The following class, the professor walked into the room and slid a book down the length of the table.

“Here, Danielle. I found this and thought you might like it.”

It was a thick pale yellow book titled “Women Writers at Work,” chock full of “The Paris Review” interviews with a lot of big name women writers, poets, essayists—some that I immediately recognized, others that I hadn’t yet encountered. But aside from the celebration of these female writers whose work remains undeniably remarkable in its own right, the interviews were something else entirely. Sure, each writer talked about the “writing process,” her literary influences, how she came into her own particular style, but each interview in a meta-way managed to write its own narrative of the writer’s relationship to her work. It’s as if in that moment—only through the act of writing about her writing, as well as about language— the writer came face-to-face with herself. In the span of 20 or 30 or so pages, the interviews had it all—the excitement, the isolation, the tediousness, the solitude, the frustration, the painful uncertainty, the sense of accomplishment and quasi-self-fulfillment.

But as I thumbed through the collection, reading interview after interview, I realized that, in all my failed writing projects, I had been writing about myself, but not from myself.

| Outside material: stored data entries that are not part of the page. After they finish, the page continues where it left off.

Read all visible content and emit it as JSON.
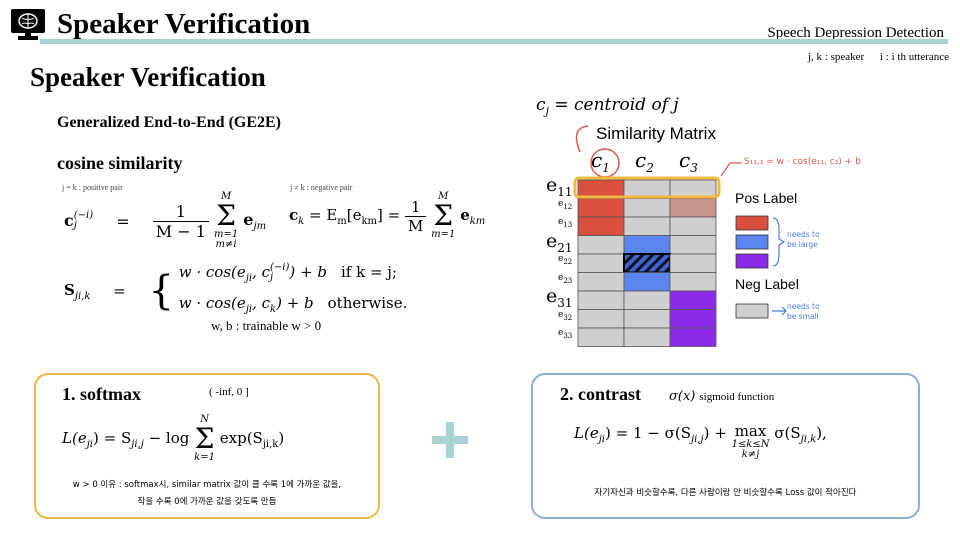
{
  "header": {
    "title": "Speaker Verification",
    "subtitle": "Speech Depression Detection",
    "legend_jk": "j, k : speaker",
    "legend_i": "i : i th utterance",
    "accent_color": "#a9d3d3"
  },
  "slide": {
    "title": "Speaker Verification",
    "method": "Generalized End-to-End (GE2E)",
    "cosine_heading": "cosine similarity",
    "positive_pair_note": "j = k : positive pair",
    "negative_pair_note": "j ≠ k : negative pair",
    "trainable_note": "w, b : trainable    w > 0"
  },
  "equations": {
    "centroid_excl_lhs_base": "c",
    "centroid_excl_lhs_sub": "j",
    "centroid_excl_lhs_sup": "(−i)",
    "equals": "=",
    "frac_one": "1",
    "frac_den_excl": "M − 1",
    "sum_top": "M",
    "sum_bottom_excl_1": "m=1",
    "sum_bottom_excl_2": "m≠i",
    "sum_bottom": "m=1",
    "sum_symbol": "Σ",
    "term_ejm": "e",
    "term_ejm_sub": "jm",
    "centroid_lhs_base": "c",
    "centroid_lhs_sub": "k",
    "expectation": "= E",
    "expectation_sub": "m",
    "expectation_arg": "[e",
    "expectation_arg_sub": "km",
    "expectation_close": "] =",
    "frac_den": "M",
    "term_ekm": "e",
    "term_ekm_sub": "km",
    "sim_lhs_base": "S",
    "sim_lhs_sub": "ji,k",
    "case1_expr": "w · cos(e",
    "case1_sub": "ji",
    "case1_mid": ", c",
    "case1_mid_sub": "j",
    "case1_mid_sup": "(−i)",
    "case1_end": ") + b",
    "case1_cond": "if    k = j;",
    "case2_expr": "w · cos(e",
    "case2_sub": "ji",
    "case2_mid": ", c",
    "case2_mid_sub": "k",
    "case2_end": ") + b",
    "case2_cond": "otherwise."
  },
  "softmax": {
    "title": "1. softmax",
    "range": "( -inf, 0 ]",
    "loss_lhs": "L(e",
    "loss_lhs_sub": "ji",
    "loss_eq": ") = S",
    "loss_S_sub": "ji,j",
    "loss_log": " − log",
    "sum_top": "N",
    "sum_bottom": "k=1",
    "loss_exp": "exp(S",
    "loss_exp_sub": "ji,k",
    "loss_close": ")",
    "note_line1": "w > 0 이유 : softmax시, similar matrix 값이 클 수록 1에 가까운 값을,",
    "note_line2": "작을 수록 0에 가까운 값을  갖도록 만듬",
    "border_color": "#f0b73f"
  },
  "contrast": {
    "title": "2. contrast",
    "sigma_label": "σ(x)",
    "sigmoid_note": "sigmoid function",
    "loss_lhs": "L(e",
    "loss_lhs_sub": "ji",
    "loss_eq": ") = 1 − σ(S",
    "loss_S_sub": "ji,j",
    "loss_plus": ") + ",
    "max_op": "max",
    "max_sub1": "1≤k≤N",
    "max_sub2": "k≠j",
    "loss_sig": "σ(S",
    "loss_sig_sub": "ji,k",
    "loss_close": "),",
    "note": "자기자신과 비슷할수록, 다른 사람이랑 안 비슷할수록 Loss 값이 작아진다",
    "border_color": "#8eaed8"
  },
  "similarity": {
    "centroid_def_lhs": "c",
    "centroid_def_sub": "j",
    "centroid_def_rhs": "= centroid of j",
    "matrix_title": "Similarity Matrix",
    "col_labels": [
      "c",
      "c",
      "c"
    ],
    "col_subs": [
      "1",
      "2",
      "3"
    ],
    "row_labels": [
      {
        "base": "e",
        "sub": "11"
      },
      {
        "base": "e",
        "sub": "12"
      },
      {
        "base": "e",
        "sub": "13"
      },
      {
        "base": "e",
        "sub": "21"
      },
      {
        "base": "e",
        "sub": "22"
      },
      {
        "base": "e",
        "sub": "23"
      },
      {
        "base": "e",
        "sub": "31"
      },
      {
        "base": "e",
        "sub": "32"
      },
      {
        "base": "e",
        "sub": "33"
      }
    ],
    "annotation": "S₁₁,₃ = w · cos(e₁₁, c₃) + b",
    "pos_label": "Pos Label",
    "neg_label": "Neg Label",
    "pos_note_1": "needs to",
    "pos_note_2": "be large",
    "neg_note_1": "needs to",
    "neg_note_2": "be small",
    "colors": {
      "red": "#d9503f",
      "blue": "#5a85ee",
      "purple": "#8a2be8",
      "gray": "#cfcfcf",
      "pink": "#c9948f",
      "highlight": "#f2b940",
      "hatch": "#3a64d8"
    }
  }
}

What I mean is that I was too distracted by finding the right words and writing the “right” way to really sink into the language—to give the words enough time to figure out what story they wanted to tell.

The only piece of writing I managed to finish for that creative writing class was my final project—a 30-plus page personal narrative I started working on over Spring Break. I had just finished reading “The Bell Jar for the first time and Sylvia Plath’s writing, in a way, woke me up. There was a certain intensity to her writing voice that seemed to draw her reader in by saying, “Look, I have a story to tell, and I’m laying it all there on the page. Take it or leave it.”

The truth is, I hardly did any writing that semester. Yes, it was frustrating, and, yes, it was unnerving. There’s nothing worse than wanting to write so badly and struggling to cobble even two words together. But it was in these moments of creative panic, and by reading these women writers talk about their work and their relationship to language, that I understood what words can do if you let them.

All I really had to do was trust a little more, try a little less and dig a little bit deeper.